Le décès de Claude Allègre
Je l’ai déjà écrit sur ce blog : Claude Allègre a été un visionnaire, avec entre autres le LMD et le processus de Bologne ou encore la loi sur l’innovation et la volonté de rapprocher Grandes écoles et universités. Mais je rappellerai son « coup de génie », entouré faut-il le souligner, d’une équipe de haut niveau, avec le plan U2000 : il a réussi à entraîner les régions, de gauche et de droite, dans le financement de ce plan et avec elles d’autres collectivités locales, par un effet d’entraînement vertueux. On le mesure d’autant mieux que la seul région qui refusa était l’Île de France, avec les conséquences catastrophiques en termes de retard qui se voient encore dans cette région.

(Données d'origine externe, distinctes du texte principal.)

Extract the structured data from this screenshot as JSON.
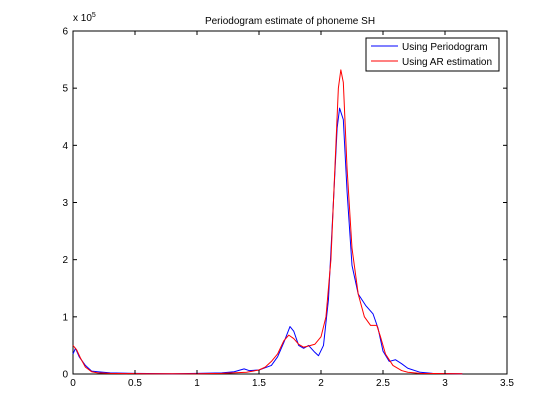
{
  "chart_data": {
    "type": "line",
    "title": "Periodogram estimate of phoneme SH",
    "xlabel": "",
    "ylabel": "",
    "xlim": [
      0,
      3.5
    ],
    "ylim": [
      0,
      6
    ],
    "y_exponent_label": "x 10",
    "y_exponent_power": "5",
    "x_ticks": [
      0,
      0.5,
      1,
      1.5,
      2,
      2.5,
      3,
      3.5
    ],
    "x_tick_labels": [
      "0",
      "0.5",
      "1",
      "1.5",
      "2",
      "2.5",
      "3",
      "3.5"
    ],
    "y_ticks": [
      0,
      1,
      2,
      3,
      4,
      5,
      6
    ],
    "y_tick_labels": [
      "0",
      "1",
      "2",
      "3",
      "4",
      "5",
      "6"
    ],
    "grid": false,
    "legend_position": "top-right",
    "series": [
      {
        "name": "Using Periodogram",
        "color": "#0000ff",
        "points": [
          [
            0.0,
            0.35
          ],
          [
            0.02,
            0.45
          ],
          [
            0.05,
            0.3
          ],
          [
            0.1,
            0.15
          ],
          [
            0.15,
            0.05
          ],
          [
            0.2,
            0.04
          ],
          [
            0.3,
            0.02
          ],
          [
            0.5,
            0.01
          ],
          [
            0.8,
            0.005
          ],
          [
            1.0,
            0.01
          ],
          [
            1.2,
            0.02
          ],
          [
            1.3,
            0.04
          ],
          [
            1.38,
            0.09
          ],
          [
            1.42,
            0.06
          ],
          [
            1.5,
            0.07
          ],
          [
            1.6,
            0.15
          ],
          [
            1.65,
            0.3
          ],
          [
            1.7,
            0.55
          ],
          [
            1.75,
            0.83
          ],
          [
            1.78,
            0.75
          ],
          [
            1.82,
            0.5
          ],
          [
            1.86,
            0.45
          ],
          [
            1.9,
            0.5
          ],
          [
            1.95,
            0.38
          ],
          [
            1.98,
            0.32
          ],
          [
            2.02,
            0.5
          ],
          [
            2.06,
            1.3
          ],
          [
            2.1,
            3.0
          ],
          [
            2.13,
            4.3
          ],
          [
            2.15,
            4.65
          ],
          [
            2.18,
            4.45
          ],
          [
            2.21,
            3.2
          ],
          [
            2.25,
            1.9
          ],
          [
            2.3,
            1.4
          ],
          [
            2.36,
            1.2
          ],
          [
            2.42,
            1.05
          ],
          [
            2.46,
            0.8
          ],
          [
            2.5,
            0.4
          ],
          [
            2.55,
            0.22
          ],
          [
            2.6,
            0.25
          ],
          [
            2.65,
            0.18
          ],
          [
            2.7,
            0.1
          ],
          [
            2.8,
            0.03
          ],
          [
            2.9,
            0.01
          ],
          [
            3.14,
            0.005
          ]
        ]
      },
      {
        "name": "Using AR estimation",
        "color": "#ff0000",
        "points": [
          [
            0.0,
            0.5
          ],
          [
            0.03,
            0.42
          ],
          [
            0.06,
            0.28
          ],
          [
            0.1,
            0.12
          ],
          [
            0.15,
            0.04
          ],
          [
            0.2,
            0.02
          ],
          [
            0.3,
            0.01
          ],
          [
            0.6,
            0.005
          ],
          [
            1.0,
            0.005
          ],
          [
            1.2,
            0.01
          ],
          [
            1.4,
            0.03
          ],
          [
            1.5,
            0.07
          ],
          [
            1.55,
            0.12
          ],
          [
            1.6,
            0.22
          ],
          [
            1.65,
            0.35
          ],
          [
            1.7,
            0.58
          ],
          [
            1.74,
            0.68
          ],
          [
            1.78,
            0.62
          ],
          [
            1.82,
            0.52
          ],
          [
            1.86,
            0.47
          ],
          [
            1.9,
            0.49
          ],
          [
            1.95,
            0.52
          ],
          [
            2.0,
            0.65
          ],
          [
            2.04,
            1.0
          ],
          [
            2.08,
            2.0
          ],
          [
            2.11,
            3.5
          ],
          [
            2.14,
            5.0
          ],
          [
            2.16,
            5.32
          ],
          [
            2.18,
            5.1
          ],
          [
            2.21,
            3.6
          ],
          [
            2.25,
            2.2
          ],
          [
            2.3,
            1.4
          ],
          [
            2.35,
            1.0
          ],
          [
            2.4,
            0.85
          ],
          [
            2.45,
            0.85
          ],
          [
            2.48,
            0.65
          ],
          [
            2.52,
            0.35
          ],
          [
            2.58,
            0.15
          ],
          [
            2.65,
            0.06
          ],
          [
            2.7,
            0.03
          ],
          [
            2.8,
            0.01
          ],
          [
            3.14,
            0.005
          ]
        ]
      }
    ]
  }
}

Un souvenir marquant. Ses conférences de presse étaient de véritables ‘shows’, dans lesquelles la langue de bois était absente. Il se permettait tout d’un coup de partir sur l’inutilité des vols habités dans l’espace, face à des journalistes stupéfaits mais fascinés. A l’époque, en tout cas publiquement, il n’avait pas basculé dans le climato-scepticisme. C’est pourquoi je n’ai rien à ajouter au très bel hommage de Philippe Baptiste. : « les controverses ne peuvent nous faire oublier que son parcours, incarnation de la méritocratie républicaine, est un exemple de détermination et d’excellence. »
Cela me conduit également à rendre hommage à Alain Fuchs décédé en décembre, que j’ai connu en 2006 lorsqu’il prit la direction de Chimie ParisTech, et évidemment au CNRS et à PSL. Il avait des relations parfois rugueuses et je me rappelle d’une table ronde que j’animais avec le président de Régions de France de l’époque, Alain Rousset, et dans laquelle il s’était assez fortement énervé, et de façon peu diplomatique, sur les vélléités des régions de selon lui « régenter » la recherche. Je retiens surtout qu’il avait une vision pas si bien partagée que cela dans l’ESR français à propos de l’excellence et de la compétition internationale. Même si sa fin de mandat à PSL a été compliquée, il a, après Thierry Coulhon, consolidé cette nouvelle université, désormais incontestablement inscrite dans le paysage international.